Küçükken diyorum; küçükken ne severdim reçelleri; annem kavanoz
kavanoz yetiştiremezdi. Aç kurtlar gibi sofraya saldırırdık; vişne kardeşimin
gözdesiydi, benim ki çilek. Hala öyle değişen bir şey yok. Tek değişen; artık reçel
yemiyorum. Nasıl yiyeyim diyorum, gücünü hangi enerjiyle tüketeceğim? O
çocukluğun yerinde duramayan, daldan dala atlayan, yamaçlar tırmanan gözü
pekliği, doyumsuzluğu, ilgisi, neşesi, umursamazlığı, sorumsuzluğu kısacası
çilek reçelini hak edecek ritüelleri bitti ve gitti.
Nisan gelsin bir hele diyorum, zamanı bir gelsin; kesin yapacağım.

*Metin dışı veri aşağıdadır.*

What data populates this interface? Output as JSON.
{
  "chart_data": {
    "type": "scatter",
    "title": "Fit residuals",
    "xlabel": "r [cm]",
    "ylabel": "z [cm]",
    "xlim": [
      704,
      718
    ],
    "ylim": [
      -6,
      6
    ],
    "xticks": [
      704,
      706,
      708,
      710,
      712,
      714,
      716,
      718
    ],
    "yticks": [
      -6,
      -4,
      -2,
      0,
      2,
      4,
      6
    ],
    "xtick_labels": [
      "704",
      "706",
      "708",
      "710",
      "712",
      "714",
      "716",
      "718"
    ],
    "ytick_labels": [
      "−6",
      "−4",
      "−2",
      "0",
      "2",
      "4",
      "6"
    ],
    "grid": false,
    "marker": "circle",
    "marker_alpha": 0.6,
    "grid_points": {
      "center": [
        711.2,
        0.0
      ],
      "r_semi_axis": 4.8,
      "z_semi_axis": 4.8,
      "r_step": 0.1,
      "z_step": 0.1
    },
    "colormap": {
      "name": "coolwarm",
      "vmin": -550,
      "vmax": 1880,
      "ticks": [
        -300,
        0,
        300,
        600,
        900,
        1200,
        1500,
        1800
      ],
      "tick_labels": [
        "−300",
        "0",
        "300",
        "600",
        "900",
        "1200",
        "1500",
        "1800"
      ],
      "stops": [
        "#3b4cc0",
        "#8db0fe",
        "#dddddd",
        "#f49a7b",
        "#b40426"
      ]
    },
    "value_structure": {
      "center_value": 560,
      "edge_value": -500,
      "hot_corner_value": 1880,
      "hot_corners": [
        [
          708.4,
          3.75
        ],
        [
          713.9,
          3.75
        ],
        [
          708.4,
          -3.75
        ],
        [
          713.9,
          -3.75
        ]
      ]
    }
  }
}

Üstelik ilaçsız, gübresiz bulacağım ve güneşten topladığı neşeyi yiyerek,
kendime neşe katacağım. Renginin şehveti kanımı coşturup, gençlik iksiri
damarlarımda dolanacak. Daha koparırken duyduğum kokusu saracak benliğimi;
aklıma ne toz ne beton ne asfalt ne demir gelecek. Hafif nemlenmiş kokusuyla,
toprağın bereketi gönlüme düşecek.
Tabaktaki son çileği de yerken ne de huzurluyum. Bir rüyadan
uyanır gibi açıyorum gözlerimi. Dışarıda bağıran işçiler ortalığı yıksa da
umurumda değil, düzeltilir. Lakin bombalar patlıyormuş bir yerlerde, insanlar
ölüyormuş… Minik çileğimin gücü nasıl yetsin böylesine dertlere?